Greg Laurie

In his final words to the leaders of the church of Ephesus, Paul likened the follower of Jesus to a steward.

Paul said, “But none of these things move me; nor do I count my life dear to myself, so that I may finish my race with joy, and the ministry which I received from the Lord Jesus, to testify to the gospel of the grace of God” (Acts 20:24).

The word that Paul uses here for “received” is like that of a steward or servant, or even a slave. A steward owns little or nothing. In the same way, everything I have is on loan from God. That includes my career, my ministry, my children, even my very life.

The Christian life is not about how God will bless my dreams, ambitions, and goals. This is about finding His will, and walking in it. A servant’s purpose is to serve his master and please him. 1 Corinthians 4:2 says, “Moreover it is required in stewards that one be found faithful.”

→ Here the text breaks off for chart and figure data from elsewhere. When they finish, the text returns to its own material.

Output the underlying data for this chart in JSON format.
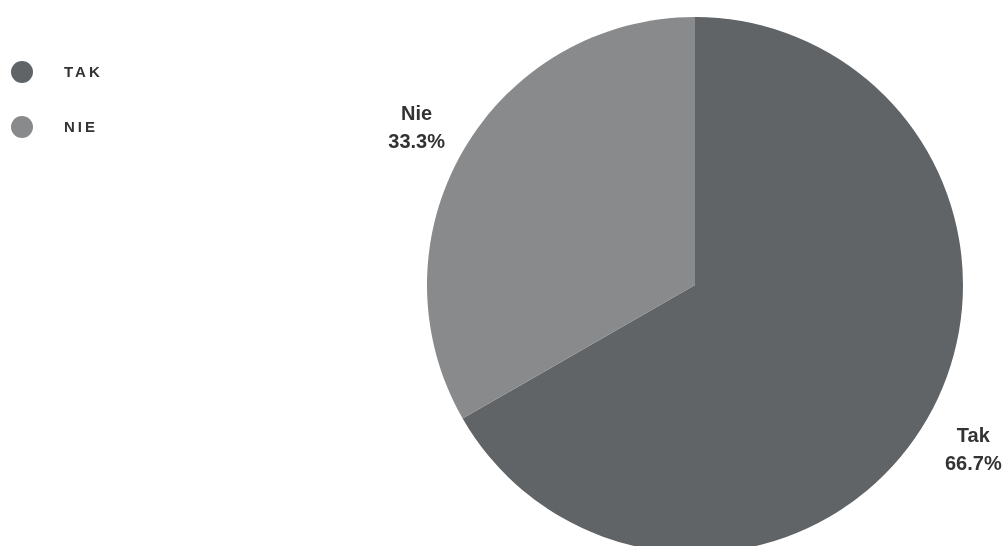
{
  "chart_data": {
    "type": "pie",
    "categories": [
      "TAK",
      "NIE"
    ],
    "values": [
      66.7,
      33.3
    ],
    "colors": [
      "#606467",
      "#888a8c"
    ],
    "value_labels": [
      "66.7%",
      "33.3%"
    ],
    "annotations": [
      "Tak",
      "Nie"
    ],
    "legend": "top left"
  }
}
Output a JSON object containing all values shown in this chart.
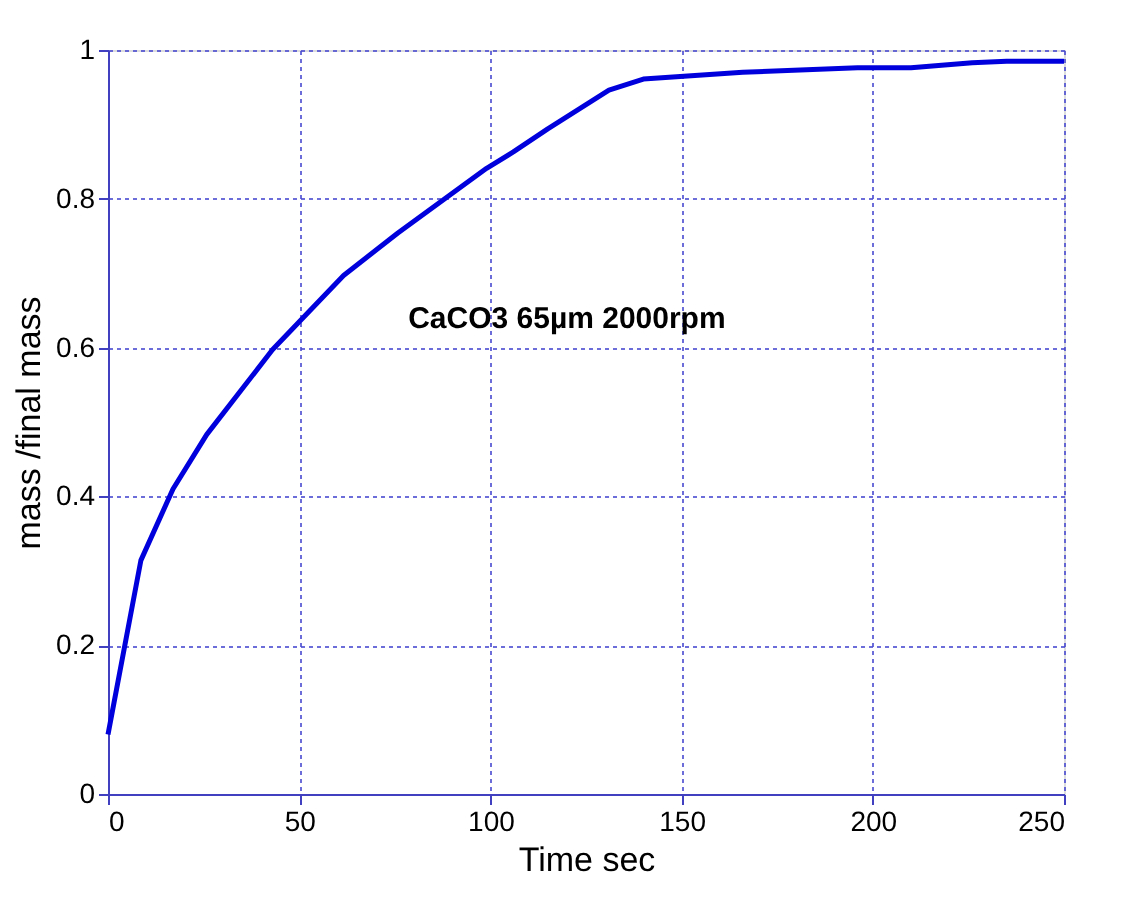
{
  "chart_data": {
    "type": "line",
    "xlabel": "Time sec",
    "ylabel": "mass /final mass",
    "annotations": [
      "CaCO3 65µm 2000rpm"
    ],
    "series": [
      {
        "color": "#0000dd",
        "x": [
          0,
          8.6,
          17,
          25.8,
          43,
          61.6,
          75.8,
          99,
          106,
          115,
          131,
          140,
          166,
          196,
          210,
          226,
          235,
          250
        ],
        "values": [
          0.08,
          0.314,
          0.41,
          0.483,
          0.597,
          0.697,
          0.754,
          0.841,
          0.863,
          0.894,
          0.946,
          0.961,
          0.97,
          0.976,
          0.976,
          0.983,
          0.985,
          0.985
        ]
      }
    ],
    "xlim": [
      0,
      250
    ],
    "xticks": [
      0,
      50,
      100,
      150,
      200,
      250
    ],
    "ylim": [
      0,
      1
    ],
    "yticks": [
      0,
      0.2,
      0.4,
      0.6,
      0.8,
      1
    ],
    "grid": true,
    "marker": "none",
    "line_style": "solid"
  }
}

This is a huge thing for us to get as Christians. Perhaps you have seen those bumper stickers on people’s cars with the statement “God is my co-pilot.” I hate to break this to you, but God does not want to be our co-pilot. He does not even want to be the pilot with us the co-pilot. In fact, He does not even want us in the cockpit!

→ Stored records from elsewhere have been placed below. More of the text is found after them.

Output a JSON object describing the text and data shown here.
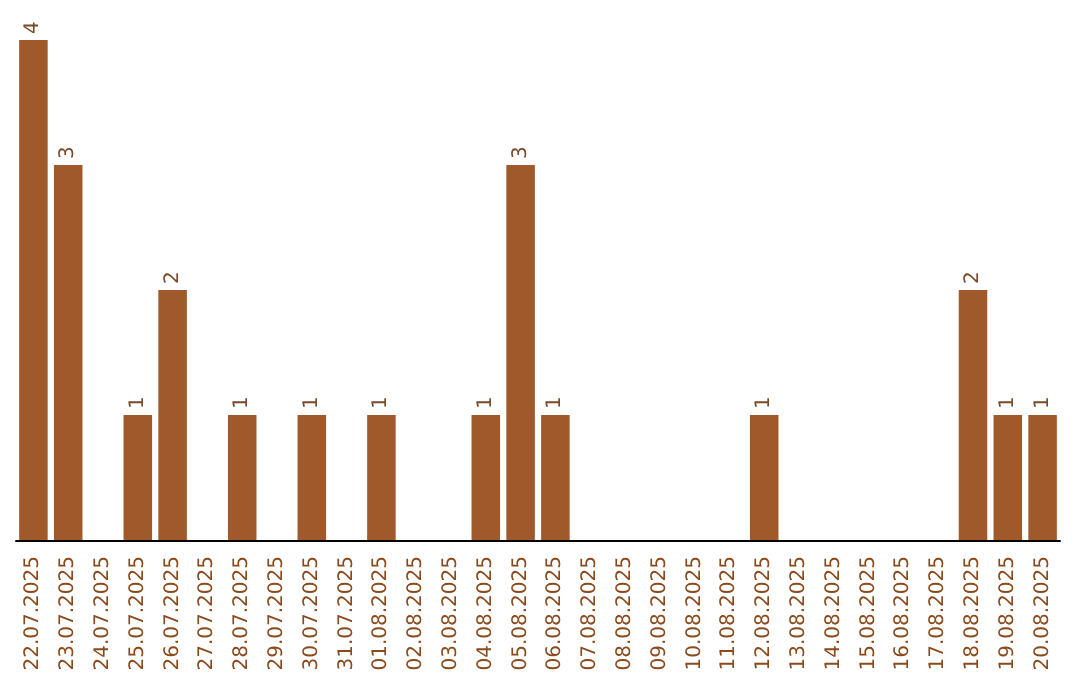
{
  "chart_data": {
    "type": "bar",
    "categories": [
      "22.07.2025",
      "23.07.2025",
      "24.07.2025",
      "25.07.2025",
      "26.07.2025",
      "27.07.2025",
      "28.07.2025",
      "29.07.2025",
      "30.07.2025",
      "31.07.2025",
      "01.08.2025",
      "02.08.2025",
      "03.08.2025",
      "04.08.2025",
      "05.08.2025",
      "06.08.2025",
      "07.08.2025",
      "08.08.2025",
      "09.08.2025",
      "10.08.2025",
      "11.08.2025",
      "12.08.2025",
      "13.08.2025",
      "14.08.2025",
      "15.08.2025",
      "16.08.2025",
      "17.08.2025",
      "18.08.2025",
      "19.08.2025",
      "20.08.2025"
    ],
    "values": [
      4,
      3,
      0,
      1,
      2,
      0,
      1,
      0,
      1,
      0,
      1,
      0,
      0,
      1,
      3,
      1,
      0,
      0,
      0,
      0,
      0,
      1,
      0,
      0,
      0,
      0,
      0,
      2,
      1,
      1
    ],
    "value_labels": [
      "4",
      "3",
      null,
      "1",
      "2",
      null,
      "1",
      null,
      "1",
      null,
      "1",
      null,
      null,
      "1",
      "3",
      "1",
      null,
      null,
      null,
      null,
      null,
      "1",
      null,
      null,
      null,
      null,
      null,
      "2",
      "1",
      "1"
    ],
    "color": "#a0592b",
    "grid": false
  }
}
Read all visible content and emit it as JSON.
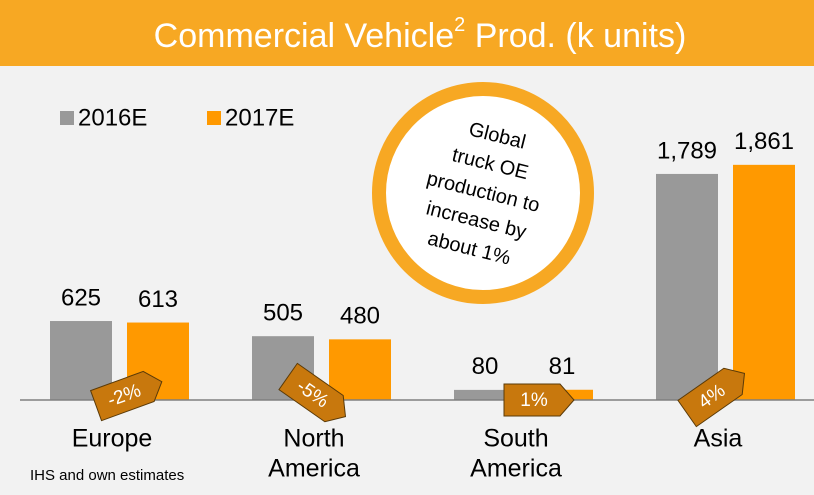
{
  "chart_data": {
    "type": "bar",
    "title": [
      "Commercial Vehicle",
      "2",
      " Prod. (k units)"
    ],
    "categories": [
      [
        "Europe"
      ],
      [
        "North",
        "America"
      ],
      [
        "South",
        "America"
      ],
      [
        "Asia"
      ]
    ],
    "series": [
      {
        "name": "2016E",
        "color": "#999999",
        "values": [
          625,
          505,
          80,
          1789
        ],
        "value_labels": [
          "625",
          "505",
          "80",
          "1,789"
        ]
      },
      {
        "name": "2017E",
        "color": "#ff9900",
        "values": [
          613,
          480,
          81,
          1861
        ],
        "value_labels": [
          "613",
          "480",
          "81",
          "1,861"
        ]
      }
    ],
    "ylim": [
      0,
      2200
    ],
    "change_labels": [
      "-2%",
      "-5%",
      "1%",
      "4%"
    ],
    "callout": [
      "Global",
      "truck OE",
      "production to",
      "increase by",
      "about 1%"
    ],
    "source": "IHS and own estimates"
  }
}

Here is what I need to know about God:
- He is the Master. I am the servant.
- He is the Shepherd. I am the sheep.
- He is the Potter. I am the clay.

That means that the day I believed in Jesus, I became His personal property, to do with as He chooses. I know that sounds radical to some, but it is biblical.

As Christians, we are now the “purchased property” of Jesus Christ. 1 Corinthians 6:20 reminds us, “For you were bought at a price; therefore glorify God in your body and in your spirit, which are God’s.”

But I must also know that this Master who owns me is also a friend who loves me. The Potter who molds me is also a Father who adores me. That makes it all the easier to be His servant.

Paul often opened his epistles with the words, “Paul, a bondslave of Jesus Christ.” But what did that mean?

This was speaking of the ancient custom in which a freed slave could declare that he did not want to leave his master. The slave who had been set free, but wanted to stay on and serve his master voluntarily was known as a “bondslave.”

This goes back to Paul’s statement to the Lord on the Damascus road, “Lord, what will You have me to do?” There was no quibbling or negotiating in this area.

Jesus told a parable about a master commanding his servants. He compares that to our relationship with Him and says, “So likewise you, when you have done all those things which you are commanded, say, ‘We are unworthy servants. We have done what was our duty to do” (Luke 17:10).

The true follower of Jesus wants to do His will, and as soon as he knows what it is, he gladly jumps in and does it! And if you don’t want to do His will, I wonder if you know what He has done for you.

The steward or servant must one day give an account of his ministry, and Paul was ready for that day.